I think that's a genius of Canadian life. It positions us to be what I want us to be, which is what I call the world's first international country: the first country to really influence the terms of international relations in terms of globalization. But to help set those rules requires relationships with countries around the world. We've been able to maintain those relationships because we have these populations that maintain those connections. We don't require them to sever them or to give up that identity.
RW: In terms of making life and death decisions for Canadian soldiers in Afghanistan, what about your background, which has been pretty domestic, do you think qualifies you?
GK: The proof in that is in the framework I put forward, which seems to be the one all the other leadership candidates have gravitated towards. I said at the end of August that we should pull out of Afghanistan unless we change the mandate. I believe the only way we put young Canadian men and women at risk is if it's for something Canadians believe in, that fundamentally we're all prepared to see sacrifice take place for. Not because of some obligation but rather some kind of unique contribution that we can make. And in this case it has to be the building of a civil society in Afghanistan. By that measure we're failing. And by any reasonable expectation we're not going to succeed unless the strategy, fundamentally, is altered.
We should never be abroad, in my view, on long term military operations that aren't attached to economic development, to stabilizing the population's capacity to provide for itself.
RW: But how do you build capacity in a place like Southern Afghanistan which is in civil war?
GK: What I would ask is why aren't we doing development in Northern Afghanistan, in Southern Afghanistan? There are 35 provinces and we have a miserable record in every one of them in terms of actually making an alternative economy happen. Only seven per cent of the people are involved in the opium crop but they are now 52 per cent of the economy because we have not lived up to the original plan of providing economic alternatives.

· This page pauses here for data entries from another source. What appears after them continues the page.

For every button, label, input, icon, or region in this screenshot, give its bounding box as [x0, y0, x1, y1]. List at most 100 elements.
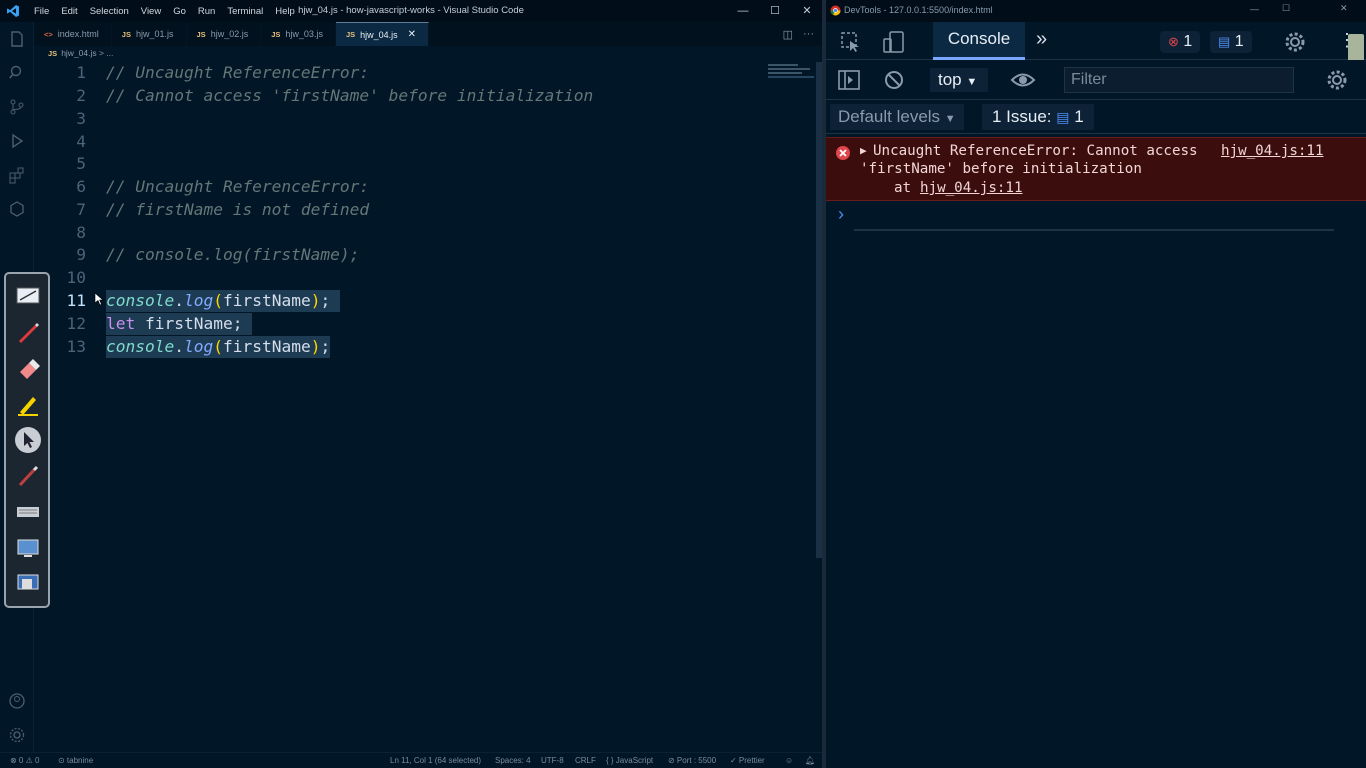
tab-hjw-01[interactable]: JS hjw_01.js [112, 22, 187, 46]
source-control-icon[interactable] [8, 98, 26, 116]
minimap[interactable] [768, 62, 814, 82]
breadcrumb[interactable]: JS hjw_04.js > ... [48, 48, 113, 58]
maximize-icon[interactable]: ☐ [1282, 3, 1290, 14]
keyboard-icon[interactable] [14, 498, 42, 526]
filter-input[interactable]: Filter [1064, 67, 1294, 93]
minimize-icon[interactable]: — [1250, 4, 1259, 14]
error-icon [836, 146, 850, 160]
tab-index-html[interactable]: <> index.html [34, 22, 112, 46]
console-prompt[interactable]: › [826, 202, 1366, 232]
menu-help[interactable]: Help [269, 6, 301, 17]
notifications-icon[interactable]: 🔔︎ [805, 756, 815, 765]
tab-hjw-03[interactable]: JS hjw_03.js [261, 22, 336, 46]
menu-terminal[interactable]: Terminal [221, 6, 269, 17]
explorer-icon[interactable] [8, 30, 26, 48]
code-line: 2 // Cannot access 'firstName' before ini… [34, 85, 804, 107]
line-number: 7 [76, 200, 86, 219]
tab-label: hjw_03.js [285, 29, 323, 39]
devtools-tab-bar: Console » ⊗ 1 ▤ 1 ⋮ [826, 22, 1366, 64]
expand-arrow-icon[interactable]: ▶ [860, 144, 867, 157]
tab-hjw-04[interactable]: JS hjw_04.js ✕ [335, 22, 430, 46]
account-icon[interactable] [8, 692, 26, 710]
menu-edit[interactable]: Edit [55, 6, 83, 17]
line-number: 9 [76, 245, 86, 264]
language-mode[interactable]: { } JavaScript [606, 756, 653, 765]
live-server-port[interactable]: ⊘ Port : 5500 [668, 756, 716, 765]
line-ending[interactable]: CRLF [575, 756, 596, 765]
close-icon[interactable]: ✕ [790, 0, 824, 22]
stack-at-label: at [894, 180, 912, 196]
brush-icon[interactable] [14, 462, 42, 490]
devtools-title-bar: DevTools - 127.0.0.1:5500/index.html — ☐… [826, 0, 1366, 22]
search-icon[interactable] [8, 64, 26, 82]
breadcrumb-file[interactable]: hjw_04.js [61, 48, 96, 58]
extensions-icon[interactable] [8, 166, 26, 184]
js-file-icon: JS [48, 49, 58, 58]
js-file-icon: JS [121, 29, 131, 39]
menu-view[interactable]: View [135, 6, 167, 17]
status-bar: ⊗ 0 ⚠ 0 ⊙ tabnine Ln 11, Col 1 (64 selec… [0, 752, 822, 768]
split-editor-icon[interactable]: ◫ [783, 28, 793, 41]
pointer-tool-icon[interactable] [14, 426, 42, 454]
code-editor[interactable]: 1 // Uncaught ReferenceError: 2 // Cannot … [34, 62, 804, 752]
menu-run[interactable]: Run [192, 6, 221, 17]
more-actions-icon[interactable]: ··· [803, 28, 814, 40]
live-expression-eye-icon[interactable] [1010, 70, 1036, 90]
whiteboard-icon[interactable] [14, 282, 42, 310]
problems-indicator[interactable]: ⊗ 0 ⚠ 0 [10, 756, 39, 765]
tab-hjw-02[interactable]: JS hjw_02.js [187, 22, 262, 46]
more-tabs-icon[interactable]: » [1036, 28, 1047, 51]
clear-console-icon[interactable] [884, 70, 904, 90]
context-selector[interactable]: top ▼ [930, 68, 988, 92]
settings-gear-icon[interactable] [8, 726, 26, 744]
console-toolbar: top ▼ Filter [826, 60, 1366, 100]
screen-capture-icon[interactable] [14, 534, 42, 562]
close-icon[interactable]: ✕ [1340, 3, 1348, 14]
eraser-icon[interactable] [14, 354, 42, 382]
issues-button[interactable]: 1 Issue: ▤ 1 [982, 104, 1094, 130]
console-input[interactable] [854, 229, 1334, 231]
cursor-position[interactable]: Ln 11, Col 1 (64 selected) [390, 756, 481, 765]
minimize-icon[interactable]: — [726, 0, 760, 22]
prompt-chevron-icon: › [838, 204, 844, 224]
inspect-element-icon[interactable] [840, 31, 862, 53]
prettier-status[interactable]: ✓ Prettier [730, 756, 765, 765]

RW: Should we pull out of Southern Afghanistan?
GK: Well, we should, I think, be out of Afghanistan completely unless we attach it to long-term success. It is not a place to be spending $4 billion, 89 per cent of it on military operations, and expect success. Forty thousand foreign troops in a country of 30 million is not going to stabilize it.
RW: What's your strategy going into the convention?
GK: You mean besides having the biggest number of votes on the final ballot? My strategy is to define the ballot question. Liberals want to win the next election and I need to tell them how.
RW: And if you get knocked off the ballot?
GK: I don't have a strategy to get knocked off the ballot, I really don't. I ran in a leadership before and I never had a back up strategy in terms of who I would support and I never needed it. I led for four ballots, lost on the last one, so my strategy is to improve on that.
RW: Is there another leader you wouldn't work under?
I haven't ruled anybody out. But again, it doesn't preoccupy my time...There is no second prize in this. I ran before, I came second and that's nice. But this is really about a vision for the country and getting a chance to implement that. This juncture doesn't come around very often and the country needs that, that's what I'm convinced of.